The interminable shower though, was just a warm-up for my first real night alone with Leo. One Saturday night in September, Jen needed to attend her sisters hen party, making Leo and I bachelors for the evening. Jen left me with what she referred to as a "soft feeder" with which I was supposed to feed him while she was gone.
"The soft feeder is better than a bottle because it helps them avoid nipple confusion," she told me, and not knowing any better, I just nodded my head in collusion.

I'm no expert on the phenomenon of nipple confusion, but I seriously doubted that any son of mine would find the concept of nipples to be very confusing, and time has proven me correct on this issue. Jen and I had also had a mini-disagreement regarding pacifiers on this same nipple confusion point. I believe, firmly, that pacifiers are one of the world's great inventions- when they work. Jen was concerned that a pacifier would cause nipple confusion and screw up her breast-feeding efforts, but Leo took to the pacifier right away, and I begged and pleaded on his behalf and mine for its continued usage. (and I won)

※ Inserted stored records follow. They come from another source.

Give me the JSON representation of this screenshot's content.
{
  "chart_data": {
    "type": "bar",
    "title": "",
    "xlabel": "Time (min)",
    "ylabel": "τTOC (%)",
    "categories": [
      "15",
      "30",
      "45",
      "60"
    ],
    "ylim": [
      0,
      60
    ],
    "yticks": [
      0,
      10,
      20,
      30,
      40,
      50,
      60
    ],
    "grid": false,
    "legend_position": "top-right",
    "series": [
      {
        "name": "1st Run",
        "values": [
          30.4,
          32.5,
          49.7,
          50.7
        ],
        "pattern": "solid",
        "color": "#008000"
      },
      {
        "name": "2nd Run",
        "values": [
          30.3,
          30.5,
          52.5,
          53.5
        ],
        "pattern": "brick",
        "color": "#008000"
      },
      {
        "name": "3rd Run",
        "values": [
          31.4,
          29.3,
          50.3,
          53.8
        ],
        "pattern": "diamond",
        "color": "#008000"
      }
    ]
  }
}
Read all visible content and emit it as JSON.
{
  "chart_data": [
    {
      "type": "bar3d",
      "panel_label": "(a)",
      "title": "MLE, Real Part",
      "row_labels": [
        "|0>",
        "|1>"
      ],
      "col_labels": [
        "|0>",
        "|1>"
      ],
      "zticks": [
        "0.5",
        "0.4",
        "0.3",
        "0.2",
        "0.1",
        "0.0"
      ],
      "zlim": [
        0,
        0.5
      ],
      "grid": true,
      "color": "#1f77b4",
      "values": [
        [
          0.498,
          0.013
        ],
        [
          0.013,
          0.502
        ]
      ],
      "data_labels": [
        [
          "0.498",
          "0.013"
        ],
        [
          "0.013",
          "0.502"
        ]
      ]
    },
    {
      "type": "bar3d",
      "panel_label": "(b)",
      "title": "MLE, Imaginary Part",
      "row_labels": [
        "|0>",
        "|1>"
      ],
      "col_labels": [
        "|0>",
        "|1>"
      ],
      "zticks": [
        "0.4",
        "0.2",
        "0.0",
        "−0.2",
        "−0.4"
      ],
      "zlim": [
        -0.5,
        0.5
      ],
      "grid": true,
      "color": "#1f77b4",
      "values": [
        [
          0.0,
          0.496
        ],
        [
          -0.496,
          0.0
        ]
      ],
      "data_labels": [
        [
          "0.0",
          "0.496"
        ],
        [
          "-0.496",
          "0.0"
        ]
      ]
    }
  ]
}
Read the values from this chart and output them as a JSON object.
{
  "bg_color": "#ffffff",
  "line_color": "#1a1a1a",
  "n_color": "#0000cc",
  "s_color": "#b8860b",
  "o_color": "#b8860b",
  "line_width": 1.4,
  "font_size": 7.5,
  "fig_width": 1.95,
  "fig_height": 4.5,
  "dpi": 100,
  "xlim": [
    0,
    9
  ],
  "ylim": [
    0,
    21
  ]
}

So there we were, two men on a Saturday night with some sports on TV, a pizza and some good Octoberfest beer for me and a soft feeder on the coffee table for Leo. Everything was just fine for the first fifteen minutes after Jen left. Leo was sleeping on my chest like a little lamb, and I couldn't help but think, what's all the fuss about, this is easy! But then the beast began to lurk. It started with some minor fidgeting which I tried to shrug off, then there were some gurgling noises, then a low whimper, and before you knew it- all out kicking and screaming. Don't panic- remember your training- get out the damned soft feeder. But I soon learned that the soft feeder should really just be called a baby shovel. Sure, I'll grant you that its shovel-like feeding mallet looks and feels nothing like a nipple, but the damn thing is so wide compared to his mouth, that even if the child was cooperating, feeding him with this shovel would be a serious challenge.

But Leo was not cooperating- far from it- he was shaking and gyrating his whole body like someone with real soul on a dance floor, screaming and repeatedly knocking the shovel with his hands. I gamely pressed on, trying, more or less to ram the shovel like tool down his mouth, but the boy was having none of it. He was hungry- no doubt- but he kept shaking his head around like he was having a seizure and each shovel full would either swamp him with too much milk or would stream all over his face and chest. If I had our dinner together on film, it would be hilarious, but it was not so amusing at the time. Leo was used to drinking his milk straight from a breast and could not seem to understand why his dad was shoveling milk down his throat with this strange device. I began to count the minutes till Jen got home, and when the moment arrived I felt an enormous weight had been lifted off my shoulders. I felt bad about it, but our men's dinner had been a complete failure and I wanted my boy to eat.

The trials and tribulations of dealing with a newborn are funnier than hearing about the joys, aren't they? Just admit it, you'd rather hear stories of impossible diaper changes and failed feedings than of fatherly bliss, right? Just human nature, I understand. But what makes all of the work rewarding are those moments you get with your child that are so sublime that they bring you to a stage of contentedness that you've never experienced before. When Leo lies on my chest, his heart beating right against mine and looks up at me with his bright, wide eyes, there is no warmer, more righteous feeling on earth. No matter what else has come before, or what will happen afterwards, in those moments you feel as though all is right with the world. Until the Cubs fail to advance runners in scoring position, and get unceremoniously swept out of the playoffs by the no-name Diamondbacks. Then, you're angry again. But it doesn't last as long or sting as bad, when you have your beautiful boy on your lap rhythmically sucking away happily at his pacifier, that marvelous invention that has saved the world.